Environ en 1972, le groupe s’installe dans un local à la ville (l’immeuble de l’actuelle école Buissonnière). De plus, en 1975, le Groupe Guynemer adhèrera à L’Association des Éclaireurs Baden-Powell pour son scoutisme traditionnel (Association qui est toujours la nôtre, bien qu’elle ait changé de nom). En 1977, le Groupe Guynemer voit l’apparition des filles : louvettes et guides font désormais partie du portrait du Groupe.

Les années 1970-1990 constituent une époque glorieuse pour la Guynemer : le Groupe roule avec des effectifs pleins. Il y a environ 150 jeunes en son sein. Bon an, mal an, il y a quatre patrouilles dans les troupes scoutes et guides, quatre sizaines aux louveteaux et aux louvettes. Ici aussi, on trouve dans les mémoires, la trace de profonds mythes scouts. En autre, mentionnons un camp de voiles où les scouts auraient construit eux-mêmes leur bateau à voiles pendant l’année entière pour les utiliser au camp qui consistait à se déplacer d’îles en îles.

J’aimerais saluer d’ailleurs l’effort de certains Guynemériens de cette époque qui étaient de fiers membres de la Scoutmaîtrise et de la meute, alors que notre actuel chef de groupe, Antoine Beaubien — encore en culottes courtes — vivait ses premières expériences scoutes. Messieurs : Couillard, Tessier, Monet, Provost…

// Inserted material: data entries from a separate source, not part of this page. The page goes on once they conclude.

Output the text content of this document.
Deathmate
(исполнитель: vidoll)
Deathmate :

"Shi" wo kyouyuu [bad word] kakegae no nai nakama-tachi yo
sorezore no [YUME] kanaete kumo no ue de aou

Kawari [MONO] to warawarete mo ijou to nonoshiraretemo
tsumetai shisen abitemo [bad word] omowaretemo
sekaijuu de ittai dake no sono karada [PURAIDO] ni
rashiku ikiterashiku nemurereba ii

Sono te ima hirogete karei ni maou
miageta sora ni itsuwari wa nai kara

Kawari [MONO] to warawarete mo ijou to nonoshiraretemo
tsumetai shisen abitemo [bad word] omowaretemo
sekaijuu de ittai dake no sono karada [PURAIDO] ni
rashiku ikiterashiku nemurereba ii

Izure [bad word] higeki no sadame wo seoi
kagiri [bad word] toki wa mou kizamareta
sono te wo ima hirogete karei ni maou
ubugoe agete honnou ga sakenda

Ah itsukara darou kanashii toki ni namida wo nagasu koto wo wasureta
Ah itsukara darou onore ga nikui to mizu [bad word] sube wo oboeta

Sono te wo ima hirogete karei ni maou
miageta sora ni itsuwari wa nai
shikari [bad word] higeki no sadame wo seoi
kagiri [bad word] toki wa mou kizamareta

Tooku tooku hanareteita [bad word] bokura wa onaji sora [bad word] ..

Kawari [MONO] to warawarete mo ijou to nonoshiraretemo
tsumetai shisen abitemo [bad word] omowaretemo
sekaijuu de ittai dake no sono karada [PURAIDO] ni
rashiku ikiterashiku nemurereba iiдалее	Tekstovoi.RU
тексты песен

Pour finir, l’époque récente, qu’il ne convient pas non plus d’oublier…

En 2002, les temps sont durs pour la Guynemer, puisque la troupe ferme : il n’y a presque plus de jeunes, les Maîtrises sont épuisées et découragées. Ces temps sombres sont aussi des années de lumière puisque Koala et Aigle (les chefs de patrouille du Karibou et de l’Épervier de la défunte troupe) décident de repartir la meute, bien qu’ils soient âgés de seulement 16 ans ! Cette renaissance fait qu’encore aujourd’hui une équipe de maîtrises et de vieux loups continue de FAIRE FACE et de faire vivre le Groupe Guynemer.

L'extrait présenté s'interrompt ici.